Elle fait partie d'un groupe d'espèces affines possédant un bec hyalin à chaque extrémité de la cellule : C. setaceum, C. kuetzingii, C. rostratum. D'après Coesel, les deux espèces setaceum et kuetzingii sont connectées par des formes intermédiaires et il semble parfois délicat de les séparer. D'après John, c'est aussi le cas entre setaceum et kuetzingii !
J'ai pourtant opté pour C. kuetzingii avec ce spécimen.

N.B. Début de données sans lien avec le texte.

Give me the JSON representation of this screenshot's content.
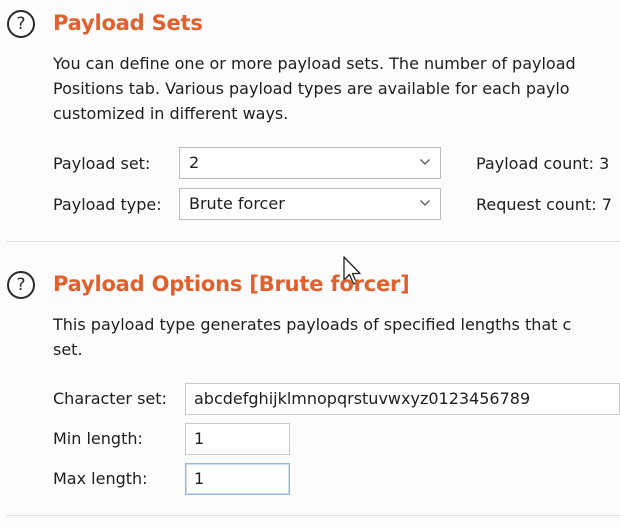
{
  "payload_sets": {
    "heading": "Payload Sets",
    "description_lines": [
      "You can define one or more payload sets. The number of payload",
      "Positions tab. Various payload types are available for each paylo",
      "customized in different ways."
    ],
    "payload_set_label": "Payload set:",
    "payload_set_value": "2",
    "payload_type_label": "Payload type:",
    "payload_type_value": "Brute forcer",
    "payload_count_label": "Payload count: 3",
    "request_count_label": "Request count: 7"
  },
  "payload_options": {
    "heading": "Payload Options [Brute forcer]",
    "description_lines": [
      "This payload type generates payloads of specified lengths that c",
      "set."
    ],
    "character_set_label": "Character set:",
    "character_set_value": "abcdefghijklmnopqrstuvwxyz0123456789",
    "min_length_label": "Min length:",
    "min_length_value": "1",
    "max_length_label": "Max length:",
    "max_length_value": "1"
  },
  "icons": {
    "help": "help-circle-icon",
    "chevron": "chevron-down-icon",
    "pointer": "mouse-pointer-icon"
  },
  "colors": {
    "heading": "#e0602e",
    "focus_border": "#8fb6e8"
  }
}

En voici les raisons :
longueur 525µm, épaisseur médiane 23,4µm soit une cellule 22,4 fois plus longue que large (ceci exclu rostratum d'après John)
épaisseur de l'apex 2,9µm (là encore, l'on élimine rostratum d'après ce même auteur)
longueur des becs 120 et 144µm, longueur des chloroplastes119 et 141µm ... là, on ce situe en limite des espèces rostratum et kuetzingii !
il existe un pore dorsal antéapical bien visible à l'immersion : ce caractère est cité pour rostratum seulement par Compère mais pas pour kuetzingii. Par contre John le cite pour les deux espèces !
l'immersion montre également 11 stries pour 10µm ce caractère est partagé par ces deux espèces
les convexité médianes dorsales et ventrales sont sensiblement égales, ce qui élimine encore rostratum qui est un peu renflé ventralement.
vacuole contiguë avec l'apex du chloroplaste
prolongements hyalins d'abord droits puis courbés vers le sommet... chez rostratum, le bec est longuement courbé...
La description de Brébisson (Listes des Desmidiées observées en Basse-Normandie,1859) insiste sur ce critère : " C. striolatum, medio-auguste lanceolatum ; cornibus elongatis basi dilatata sub aequalibus, apice curvatis". (je révise mon latin
Certes la diagnose est peu laconique pour décrire une espèce nouvelle, mais c'était assez bien vu ! Et c'était sous le III Empire.